EAnneWard (1) [Avatar] Offline
I just wanted to say that I really enjoyed reading Chapter 6, and really appreciated the fact that multiple examples of its use are included, clearly demonstrating that a) RDFa can be expressed using different ontologies (or schemas), and b) that the selection of any given ontology (schema) is driven by the need (and not a "one-size-fits-all approach).

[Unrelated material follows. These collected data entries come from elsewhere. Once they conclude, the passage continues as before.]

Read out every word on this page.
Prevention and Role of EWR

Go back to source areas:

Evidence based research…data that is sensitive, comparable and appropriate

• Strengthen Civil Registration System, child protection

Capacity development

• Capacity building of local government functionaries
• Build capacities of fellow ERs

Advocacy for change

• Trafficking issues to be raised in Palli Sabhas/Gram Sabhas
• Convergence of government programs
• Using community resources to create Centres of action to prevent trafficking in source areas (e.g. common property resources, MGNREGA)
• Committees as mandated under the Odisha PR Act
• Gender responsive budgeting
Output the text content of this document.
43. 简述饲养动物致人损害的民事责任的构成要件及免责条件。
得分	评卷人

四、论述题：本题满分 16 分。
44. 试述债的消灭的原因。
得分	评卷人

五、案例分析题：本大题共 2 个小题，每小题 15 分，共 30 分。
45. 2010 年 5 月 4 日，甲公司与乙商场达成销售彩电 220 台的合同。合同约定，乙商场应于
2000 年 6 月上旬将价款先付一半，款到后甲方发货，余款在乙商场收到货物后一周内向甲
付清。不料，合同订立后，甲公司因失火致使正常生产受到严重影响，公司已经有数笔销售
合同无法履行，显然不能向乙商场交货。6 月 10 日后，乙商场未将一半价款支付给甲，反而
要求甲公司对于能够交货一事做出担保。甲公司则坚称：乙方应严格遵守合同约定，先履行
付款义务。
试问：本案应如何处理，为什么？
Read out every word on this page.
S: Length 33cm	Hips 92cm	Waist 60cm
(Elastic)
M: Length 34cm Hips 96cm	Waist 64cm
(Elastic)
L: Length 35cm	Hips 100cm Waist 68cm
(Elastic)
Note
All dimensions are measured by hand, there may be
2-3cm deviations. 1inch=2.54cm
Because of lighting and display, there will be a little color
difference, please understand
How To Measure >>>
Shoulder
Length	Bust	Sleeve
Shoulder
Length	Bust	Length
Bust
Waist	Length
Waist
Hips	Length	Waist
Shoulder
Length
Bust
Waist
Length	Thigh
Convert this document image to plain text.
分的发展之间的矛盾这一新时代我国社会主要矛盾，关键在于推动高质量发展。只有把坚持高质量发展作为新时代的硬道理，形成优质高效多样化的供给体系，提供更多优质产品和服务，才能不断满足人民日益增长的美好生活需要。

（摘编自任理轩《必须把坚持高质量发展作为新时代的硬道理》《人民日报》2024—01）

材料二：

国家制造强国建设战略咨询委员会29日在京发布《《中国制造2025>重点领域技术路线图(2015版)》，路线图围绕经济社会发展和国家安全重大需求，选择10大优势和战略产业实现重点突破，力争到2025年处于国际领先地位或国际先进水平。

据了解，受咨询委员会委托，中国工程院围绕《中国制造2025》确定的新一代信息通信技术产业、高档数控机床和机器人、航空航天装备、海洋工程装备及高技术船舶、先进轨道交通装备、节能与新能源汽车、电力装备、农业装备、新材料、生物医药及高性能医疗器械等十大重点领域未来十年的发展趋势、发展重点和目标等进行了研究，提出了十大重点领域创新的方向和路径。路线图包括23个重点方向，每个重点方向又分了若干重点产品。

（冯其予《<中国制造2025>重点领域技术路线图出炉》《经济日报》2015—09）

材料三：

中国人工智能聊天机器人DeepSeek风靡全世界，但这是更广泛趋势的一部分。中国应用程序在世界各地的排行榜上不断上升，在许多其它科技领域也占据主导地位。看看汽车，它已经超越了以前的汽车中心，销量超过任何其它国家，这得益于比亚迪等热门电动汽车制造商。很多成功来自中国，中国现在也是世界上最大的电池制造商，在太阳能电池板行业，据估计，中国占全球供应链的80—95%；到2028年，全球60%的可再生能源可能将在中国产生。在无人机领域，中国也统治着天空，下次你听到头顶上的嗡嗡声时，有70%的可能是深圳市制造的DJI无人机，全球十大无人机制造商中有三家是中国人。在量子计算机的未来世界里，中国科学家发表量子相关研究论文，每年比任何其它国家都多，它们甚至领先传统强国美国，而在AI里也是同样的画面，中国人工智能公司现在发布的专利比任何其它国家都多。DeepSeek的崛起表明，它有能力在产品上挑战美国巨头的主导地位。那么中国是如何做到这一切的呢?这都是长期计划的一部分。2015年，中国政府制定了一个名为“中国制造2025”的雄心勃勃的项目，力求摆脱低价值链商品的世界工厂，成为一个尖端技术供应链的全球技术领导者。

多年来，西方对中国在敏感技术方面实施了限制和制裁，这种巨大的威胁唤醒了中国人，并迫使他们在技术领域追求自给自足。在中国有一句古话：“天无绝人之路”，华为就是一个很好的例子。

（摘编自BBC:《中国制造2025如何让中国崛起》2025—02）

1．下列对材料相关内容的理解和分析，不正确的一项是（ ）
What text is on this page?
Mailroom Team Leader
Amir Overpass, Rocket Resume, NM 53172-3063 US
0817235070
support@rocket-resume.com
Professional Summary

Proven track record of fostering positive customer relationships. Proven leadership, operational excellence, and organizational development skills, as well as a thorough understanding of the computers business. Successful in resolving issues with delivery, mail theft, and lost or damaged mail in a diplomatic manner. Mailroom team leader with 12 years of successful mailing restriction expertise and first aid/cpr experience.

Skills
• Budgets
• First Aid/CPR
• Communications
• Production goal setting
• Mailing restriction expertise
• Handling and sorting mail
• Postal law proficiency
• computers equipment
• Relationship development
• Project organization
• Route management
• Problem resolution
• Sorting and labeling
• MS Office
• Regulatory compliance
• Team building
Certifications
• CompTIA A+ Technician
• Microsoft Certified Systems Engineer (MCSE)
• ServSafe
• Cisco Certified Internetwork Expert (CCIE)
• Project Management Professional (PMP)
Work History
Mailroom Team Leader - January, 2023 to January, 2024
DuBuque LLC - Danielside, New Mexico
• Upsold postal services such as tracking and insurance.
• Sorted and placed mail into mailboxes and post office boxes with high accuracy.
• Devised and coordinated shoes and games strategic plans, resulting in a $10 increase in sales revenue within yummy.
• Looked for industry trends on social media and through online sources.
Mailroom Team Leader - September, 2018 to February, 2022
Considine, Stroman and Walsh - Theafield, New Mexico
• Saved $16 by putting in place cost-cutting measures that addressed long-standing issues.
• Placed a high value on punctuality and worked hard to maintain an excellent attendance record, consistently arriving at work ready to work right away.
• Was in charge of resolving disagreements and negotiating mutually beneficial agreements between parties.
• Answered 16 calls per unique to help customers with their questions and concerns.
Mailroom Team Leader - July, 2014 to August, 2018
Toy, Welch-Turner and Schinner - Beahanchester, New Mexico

I do have a question however. In the example, RDFa is used to mark up existing elements of a given HTML page. Is there also an ability to use a "separate RDFa" section as opposed to being embedded? I have seen examples from OCLC using microdata where the microdata is in fact appended to the HTML (as opposed to being embedded within HTML tags). Is this something that is also possible with RDFa?
Marsha (8) [Avatar] Offline
Re: Chapter 6 - using RDFa in html
Dear EAnneWard,

Thank you for letting us know that you enjoyed chapter 6 and found the content helpful.

Yes, you can separate the RDFa in its own section. I chose the embedded approach because I wanted to show that you can use RDFa without increasing the information that you need to maintain.
david.wood (45) [Avatar] Offline
Re: Chapter 6 - using RDFa in html
Hi Anne,

Sure! You can simply use the HTML <link> tag to refer to RDF content that is parallel to your HTML page.

The <link> tag is often used to point software to alternate formulations for a Web page or a site. For example, an Atom feed might be linked to like this:
<link rel="alternate" type="application/atom+xml" title="3 Round Stones Atom Feed" href="http://3roundstones.com/feed/atom/" />

That says something like, "If you want an Atom feed instead of a human-readable HTML page, look over here instead". You can do the same thing with RDF, e.g.:
<link rel="alternate" type="text/turtle" title="3 Round Stones site information in RDF Turtle format" href="http://3roundstones.com/site.ttl/" />

That says, "If you want some RDF instead of this HTML page, look over here instead". You can publish the RDF in any format you like by changing the "type" attribute to match the format of the file you publish.